Evento sobre conscientização do consumidor, realizado pela Anatel e UIT em Brasília

Em evento realizado pela Anatel e UIT nesta terça, 18, em Brasília, para discutir mecanismos de conscientização dos consumidores, um dos temas abordados foi a relevância de mecanismos como "neutralidade de rede" e "zero rating" para as relações de consumo em telecomunicações. Zero rating é a prática das operadoras de telecomunicações de distribuição de conteúdos sem o consumo das franquias de dados, o que poderia, em tese, ser caracterizado como um tratamento privilegiado e não isonômico em relação a outros conteúdos, ferindo, portanto, as regras de neutralidade.

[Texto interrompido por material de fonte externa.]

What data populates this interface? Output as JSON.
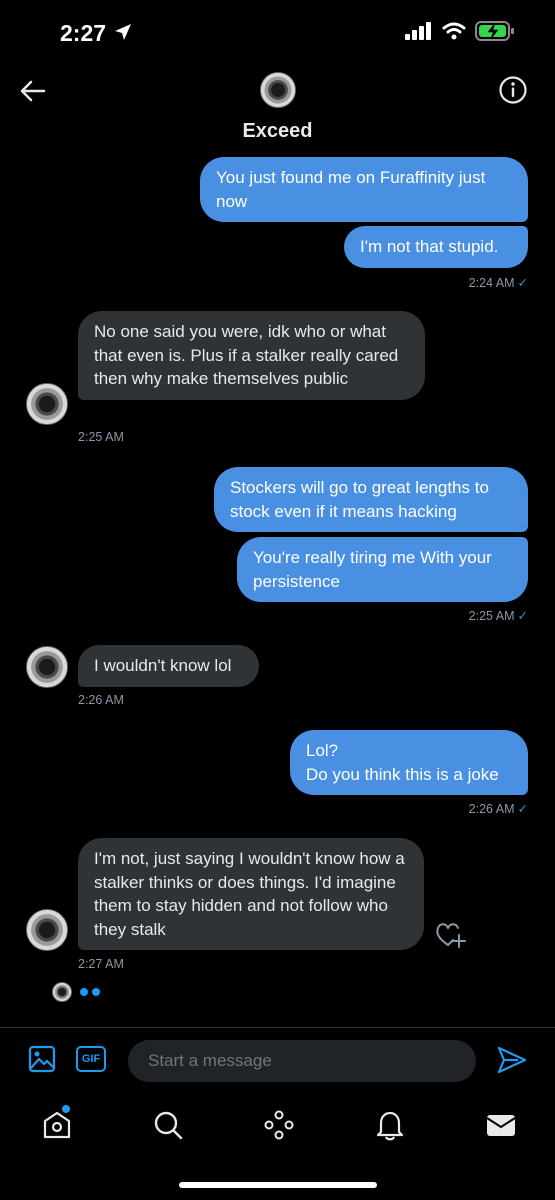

Para Sérgio Alves, gerente de políticas públicas da Associação Latino-Americana de Internet (ALAI), são duas questões diferentes. O princípio da neutralidade antecede o Marco Civil, pois é inerente ao funcionamento da Internet e à forma como dados e serviços se desenvolveram. "Para nós a aderência a este princípio é importante porque isso promove inovação, viabiliza competição e tem viabilizado o acesso e informações e surgimento de negócios", disse ele, cuja entidade representa empresas do setor de Internet que atuam na América Latina.

Ele respondia a um questionamento de Artur Coimbra, conselheiro da Anatel e coordenador do debate, sobre eventuais vantagens que poderiam ser dadas ao consumidor em modelos não-neutros de oferta de serviços, como por exemplo a possibilidade de qualidade de serviço assegurada ou a gratuidade.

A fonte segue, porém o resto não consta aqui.